Differences between fixed and adjustable rate loans

A fixed-rate loan features the same payment amount for the entire duration of your mortgage. Your property taxes may go up (or rarely, down), and your insurance rates might vary as well. For the most part payment amounts for your fixed-rate mortgage will be very stable.

When you first take out a fixed-rate mortgage loan, most of your payment is applied to interest. This proportion gradually reverses as the loan ages.

Borrowers can choose a fixed-rate loan to lock in a low rate. People select fixed-rate loans when interest rates are low and they wish to lock in the low rate. For homeowners who have an ARM now, refinancing with a fixed-rate loan can provide more stability in monthly payments. If you currently have an Adjustable Rate Mortgage (ARM), we'd love to help you lock in a fixed-rate at the best rate currently available. Call Quick Quote Mortgage NMLS #388278 at 866-584-4650 to discuss your situation with one of our professionals.

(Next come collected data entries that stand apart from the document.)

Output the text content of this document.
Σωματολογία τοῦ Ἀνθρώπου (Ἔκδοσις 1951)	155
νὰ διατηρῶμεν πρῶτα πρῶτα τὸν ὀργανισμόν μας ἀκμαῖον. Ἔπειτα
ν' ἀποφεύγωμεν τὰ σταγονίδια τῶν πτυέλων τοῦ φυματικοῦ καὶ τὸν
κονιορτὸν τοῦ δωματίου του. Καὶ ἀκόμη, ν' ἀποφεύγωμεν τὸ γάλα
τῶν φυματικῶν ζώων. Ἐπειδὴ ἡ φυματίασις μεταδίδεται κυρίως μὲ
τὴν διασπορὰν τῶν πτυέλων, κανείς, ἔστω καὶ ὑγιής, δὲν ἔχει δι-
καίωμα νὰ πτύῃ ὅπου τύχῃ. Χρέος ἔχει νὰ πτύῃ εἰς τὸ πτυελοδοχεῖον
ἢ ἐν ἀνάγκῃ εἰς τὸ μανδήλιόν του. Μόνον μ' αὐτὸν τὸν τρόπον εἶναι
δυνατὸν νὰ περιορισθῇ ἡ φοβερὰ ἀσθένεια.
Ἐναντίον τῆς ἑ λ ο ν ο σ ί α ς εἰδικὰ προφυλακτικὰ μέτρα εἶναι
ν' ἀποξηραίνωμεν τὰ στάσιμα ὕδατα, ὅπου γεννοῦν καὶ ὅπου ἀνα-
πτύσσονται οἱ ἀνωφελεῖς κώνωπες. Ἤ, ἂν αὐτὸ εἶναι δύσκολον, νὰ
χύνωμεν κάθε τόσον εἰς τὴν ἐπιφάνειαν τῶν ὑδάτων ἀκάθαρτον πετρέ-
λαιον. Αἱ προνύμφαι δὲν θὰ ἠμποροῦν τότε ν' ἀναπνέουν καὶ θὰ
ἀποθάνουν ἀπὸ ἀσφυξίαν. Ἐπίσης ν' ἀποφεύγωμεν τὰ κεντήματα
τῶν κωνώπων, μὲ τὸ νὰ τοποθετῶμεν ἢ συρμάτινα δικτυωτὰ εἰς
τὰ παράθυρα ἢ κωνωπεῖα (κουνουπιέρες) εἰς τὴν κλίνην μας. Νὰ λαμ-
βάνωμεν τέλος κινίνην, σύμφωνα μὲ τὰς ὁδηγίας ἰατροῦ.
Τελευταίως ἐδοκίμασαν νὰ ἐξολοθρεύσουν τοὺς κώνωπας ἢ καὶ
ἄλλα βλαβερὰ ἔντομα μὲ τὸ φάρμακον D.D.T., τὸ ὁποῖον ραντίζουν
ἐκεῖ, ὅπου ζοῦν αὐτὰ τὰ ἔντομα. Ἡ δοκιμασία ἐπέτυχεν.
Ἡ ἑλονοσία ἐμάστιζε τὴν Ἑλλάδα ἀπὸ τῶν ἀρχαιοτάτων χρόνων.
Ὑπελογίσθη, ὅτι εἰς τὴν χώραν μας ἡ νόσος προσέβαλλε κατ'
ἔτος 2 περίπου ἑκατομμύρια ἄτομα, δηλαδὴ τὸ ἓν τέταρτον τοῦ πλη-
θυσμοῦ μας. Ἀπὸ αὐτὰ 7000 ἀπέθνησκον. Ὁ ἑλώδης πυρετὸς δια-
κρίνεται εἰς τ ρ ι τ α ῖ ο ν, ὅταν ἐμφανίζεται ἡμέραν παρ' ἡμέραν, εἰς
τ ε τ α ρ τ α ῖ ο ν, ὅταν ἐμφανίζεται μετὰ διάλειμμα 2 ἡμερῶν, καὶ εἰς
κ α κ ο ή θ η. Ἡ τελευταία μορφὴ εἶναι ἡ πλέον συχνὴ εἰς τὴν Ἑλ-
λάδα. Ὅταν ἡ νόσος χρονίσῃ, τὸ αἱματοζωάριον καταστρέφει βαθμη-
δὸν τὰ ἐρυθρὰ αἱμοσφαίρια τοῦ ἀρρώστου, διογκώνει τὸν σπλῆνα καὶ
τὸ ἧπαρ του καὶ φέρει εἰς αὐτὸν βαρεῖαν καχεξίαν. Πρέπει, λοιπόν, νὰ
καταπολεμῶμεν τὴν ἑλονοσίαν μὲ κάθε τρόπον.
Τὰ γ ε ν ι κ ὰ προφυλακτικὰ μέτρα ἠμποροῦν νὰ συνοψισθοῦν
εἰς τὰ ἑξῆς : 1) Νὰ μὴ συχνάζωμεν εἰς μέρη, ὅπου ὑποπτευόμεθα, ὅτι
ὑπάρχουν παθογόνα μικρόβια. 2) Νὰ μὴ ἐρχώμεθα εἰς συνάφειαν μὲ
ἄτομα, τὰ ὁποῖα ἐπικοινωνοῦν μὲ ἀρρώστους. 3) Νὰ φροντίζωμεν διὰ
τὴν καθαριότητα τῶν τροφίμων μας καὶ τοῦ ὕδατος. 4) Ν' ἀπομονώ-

There are many kinds of Adjustable Rate Mortgages. Generally, the interest on ARMs are determined by an outside index. A few of these are: the 6-month Certificate of Deposit (CD) rate, the one-year Treasury Security rate, the Federal Home Loan Bank's 11th District Cost of Funds Index (COFI), or others.

The majority of ARMs are capped, so they won't increase above a specific amount in a given period. Some ARMs can't increase more than two percent per year, regardless of the underlying interest rate. Sometimes an ARM features a "payment cap" which ensures that your payment can't increase beyond a certain amount over the course of a given year. Almost all ARMs also cap your interest rate over the life of the loan.

ARMs most often have the lowest rates at the start. They provide that interest rate for an initial period that varies greatly. You've probably heard of 5/1 or 3/1 ARMs. In these loans, the initial rate is set for three or five years. After this period it adjusts every year. These loans are fixed for 3 or 5 years, then they adjust after the initial period. These loans are often best for borrowers who expect to move in three or five years. These types of ARMs most benefit people who will move before the loan adjusts.

Most borrowers who choose ARMs do so because they want to take advantage of lower introductory rates and don't plan on remaining in the home longer than this introductory low-rate period. ARMs can be risky when property values go down and borrowers can't sell their home or refinance.